なるほどな。あまりのボッタクリ価格過ぎて全然利用する客がいなかったから、町の人たちは全然気づいてないだけで……あの呪術師は本物の呪術師だったって事か。はは、こんな嬉しすぎる誤算があったなんて最高だ!!
◇◇◇◇
それから程なくして。
「そうですか。呪殺が上手くいったようで何よりです」
「あぁ。昨日依頼したのにもう達成させてくれるなんて……アンタかなりの腕利きなんだな」
「ふふ。恐縮です」
俺は桜木山に登ってあの呪術師に会いに来た。呪殺が完遂した事を伝えに来たんだ。
「アンタのおかげであの男に復讐出来て最高だよ。本当にありがとう。こんな腕の良い呪術師と出会えて良かった。でも町に住んでるヤツらは皆アンタの事をニセモノだとかインチキだとか言ってたぜ? 本物ならもっと本物だって伝えた方が良いんじゃねぇか?」
「おや、町の人に私の事を話したのですか? ふふ、大丈夫でしたか?」
「? 大丈夫って何だよ? 祈祷師に会いにこの町に来たって言ったら、皆から笑われたくらいだけど? アンタ町のヤツらから全然信用されてなさすぎだろ。はは」
「……ふふ、そうですか。それだけで済んだのなら良かったですね」
「?」
呪術師の男はふふっと笑みを浮かべながら何やら意味深な事を呟いてきた。意味がよくわからなかった。
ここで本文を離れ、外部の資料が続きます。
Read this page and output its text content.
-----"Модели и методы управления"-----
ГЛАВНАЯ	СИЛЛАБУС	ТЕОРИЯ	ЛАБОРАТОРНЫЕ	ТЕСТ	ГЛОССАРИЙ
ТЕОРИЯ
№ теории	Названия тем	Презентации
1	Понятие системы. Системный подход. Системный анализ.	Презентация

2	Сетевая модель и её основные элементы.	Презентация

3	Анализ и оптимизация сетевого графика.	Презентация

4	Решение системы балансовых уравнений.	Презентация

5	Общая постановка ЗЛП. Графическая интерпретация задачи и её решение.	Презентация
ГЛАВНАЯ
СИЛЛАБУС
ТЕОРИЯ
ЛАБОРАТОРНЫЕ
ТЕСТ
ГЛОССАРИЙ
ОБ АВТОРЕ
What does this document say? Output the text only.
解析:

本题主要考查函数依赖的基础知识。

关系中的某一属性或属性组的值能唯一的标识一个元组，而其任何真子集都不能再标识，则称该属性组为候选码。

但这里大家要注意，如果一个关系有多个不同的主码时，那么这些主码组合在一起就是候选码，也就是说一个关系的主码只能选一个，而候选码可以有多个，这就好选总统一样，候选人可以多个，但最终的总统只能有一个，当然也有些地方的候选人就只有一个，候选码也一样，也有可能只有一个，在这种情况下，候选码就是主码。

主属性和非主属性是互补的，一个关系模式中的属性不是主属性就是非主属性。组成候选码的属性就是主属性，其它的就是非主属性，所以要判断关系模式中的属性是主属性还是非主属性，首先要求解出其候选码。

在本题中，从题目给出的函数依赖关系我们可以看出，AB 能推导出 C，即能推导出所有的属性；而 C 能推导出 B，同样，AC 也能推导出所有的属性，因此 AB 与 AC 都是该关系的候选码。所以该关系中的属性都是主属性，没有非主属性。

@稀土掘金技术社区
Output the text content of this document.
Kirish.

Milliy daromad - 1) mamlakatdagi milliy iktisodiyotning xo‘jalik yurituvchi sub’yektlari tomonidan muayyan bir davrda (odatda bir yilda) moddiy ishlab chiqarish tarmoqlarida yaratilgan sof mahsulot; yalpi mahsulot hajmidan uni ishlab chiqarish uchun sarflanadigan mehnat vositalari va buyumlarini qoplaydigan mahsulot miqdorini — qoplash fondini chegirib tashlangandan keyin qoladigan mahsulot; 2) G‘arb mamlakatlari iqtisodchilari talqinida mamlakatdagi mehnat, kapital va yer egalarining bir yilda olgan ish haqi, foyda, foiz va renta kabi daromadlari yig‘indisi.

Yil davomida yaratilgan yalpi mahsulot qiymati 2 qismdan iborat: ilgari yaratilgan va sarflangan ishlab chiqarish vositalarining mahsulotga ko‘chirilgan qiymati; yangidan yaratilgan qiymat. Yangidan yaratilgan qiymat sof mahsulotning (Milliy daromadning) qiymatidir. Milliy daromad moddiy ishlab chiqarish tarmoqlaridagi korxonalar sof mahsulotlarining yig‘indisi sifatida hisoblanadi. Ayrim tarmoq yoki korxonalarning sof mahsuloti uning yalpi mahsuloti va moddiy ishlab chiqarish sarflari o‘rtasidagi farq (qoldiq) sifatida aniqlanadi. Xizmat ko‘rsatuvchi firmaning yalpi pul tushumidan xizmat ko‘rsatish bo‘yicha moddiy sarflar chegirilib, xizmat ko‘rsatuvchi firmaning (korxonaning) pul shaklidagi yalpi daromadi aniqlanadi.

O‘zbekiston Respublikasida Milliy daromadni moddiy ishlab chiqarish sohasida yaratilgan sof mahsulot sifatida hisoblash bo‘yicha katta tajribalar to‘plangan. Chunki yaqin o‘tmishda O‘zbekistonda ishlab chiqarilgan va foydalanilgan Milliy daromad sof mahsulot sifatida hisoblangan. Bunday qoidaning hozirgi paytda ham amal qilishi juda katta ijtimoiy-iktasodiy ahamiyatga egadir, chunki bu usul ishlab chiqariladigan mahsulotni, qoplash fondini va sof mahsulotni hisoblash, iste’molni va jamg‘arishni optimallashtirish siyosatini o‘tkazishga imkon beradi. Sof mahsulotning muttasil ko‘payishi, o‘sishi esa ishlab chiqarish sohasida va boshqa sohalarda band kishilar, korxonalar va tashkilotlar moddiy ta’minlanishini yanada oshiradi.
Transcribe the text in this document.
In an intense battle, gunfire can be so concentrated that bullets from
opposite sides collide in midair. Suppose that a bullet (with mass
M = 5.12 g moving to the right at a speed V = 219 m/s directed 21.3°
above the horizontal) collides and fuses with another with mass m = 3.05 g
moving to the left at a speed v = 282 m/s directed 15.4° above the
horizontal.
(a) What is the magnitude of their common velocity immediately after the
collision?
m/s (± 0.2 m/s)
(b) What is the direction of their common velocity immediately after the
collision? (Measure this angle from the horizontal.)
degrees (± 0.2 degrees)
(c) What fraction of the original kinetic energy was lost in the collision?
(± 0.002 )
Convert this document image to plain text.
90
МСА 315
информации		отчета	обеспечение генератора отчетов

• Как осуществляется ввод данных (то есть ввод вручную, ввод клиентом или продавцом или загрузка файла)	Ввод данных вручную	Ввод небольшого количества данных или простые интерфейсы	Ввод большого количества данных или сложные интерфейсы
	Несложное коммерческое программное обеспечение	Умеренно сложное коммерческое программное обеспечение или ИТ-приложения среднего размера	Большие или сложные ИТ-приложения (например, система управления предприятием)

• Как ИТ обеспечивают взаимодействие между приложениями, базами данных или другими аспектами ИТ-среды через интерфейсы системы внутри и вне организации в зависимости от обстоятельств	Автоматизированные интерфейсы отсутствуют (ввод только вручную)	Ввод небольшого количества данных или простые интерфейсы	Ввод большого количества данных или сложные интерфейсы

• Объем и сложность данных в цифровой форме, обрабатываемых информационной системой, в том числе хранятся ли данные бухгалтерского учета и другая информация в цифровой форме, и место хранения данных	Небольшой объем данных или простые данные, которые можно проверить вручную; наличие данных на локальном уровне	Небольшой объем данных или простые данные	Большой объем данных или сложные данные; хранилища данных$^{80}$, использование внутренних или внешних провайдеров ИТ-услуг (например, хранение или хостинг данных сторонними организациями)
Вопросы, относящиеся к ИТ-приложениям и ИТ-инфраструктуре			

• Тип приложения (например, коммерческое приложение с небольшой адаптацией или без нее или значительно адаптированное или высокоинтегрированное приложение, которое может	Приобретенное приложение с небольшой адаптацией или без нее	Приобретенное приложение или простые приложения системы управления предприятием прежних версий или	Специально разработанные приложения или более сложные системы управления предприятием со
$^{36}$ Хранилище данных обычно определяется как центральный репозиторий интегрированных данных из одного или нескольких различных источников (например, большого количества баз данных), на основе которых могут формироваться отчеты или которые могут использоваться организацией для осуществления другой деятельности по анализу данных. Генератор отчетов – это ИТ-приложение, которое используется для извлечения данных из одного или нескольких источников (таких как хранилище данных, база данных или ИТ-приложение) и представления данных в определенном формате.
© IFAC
「……まぁいいや。という事で今回は呪殺依頼をしてくれてありがとな。アンタのおかげで今日からぐっすりと眠れそうだ」
「それなら良かったです。それと昨日、私に呪術依頼をした事は他言無用にした方が良いと忠告させて頂きましたが、私に会った事自体も誰にも言わない方が良いと思いますよ。たとえこの町の人であってもね……」
「? 会った事自体言わない方が良い? なんでだよ?」
「まぁ色々と理由はありますが、太古の昔から“口は禍の元”と言われてますからね。呪殺を依頼したなんて周りの人に知られたら、変な目で見られたり、悪い事に巻き込まれるかもしれません。ですから祈祷師である私と出会った事は誰にも話さず真っ当な元の生活に戻っていった方がよろしいかと」
「あぁ、そういう事か。もちろんわかってるよ。こんな呪殺を頼んだなんて事をおおっぴろに公言なんてする訳ねぇって。そんな事を公言したせいで警察に捕まったりしたらめんどくせぇしな」
「ふふ。そうですか。それなら安心しました」
「おうよ。それで今日は東京に帰る前に呪殺依頼を完遂してくれた事の感謝を伝えに来たんだよ。改めてありがとな。アンタのおかげでスカっとしたぜ」
「それなら良かったです。それでは改めて今回は呪術依頼をなさって頂き真にありがとうございました。お気を付けてお帰りくださいね」
「あぁ。そんじゃあな」
こうして俺は呪術師に別れを告げて社から出ていった。そしてそれからすぐに駅に向かい、東京へと帰路についた。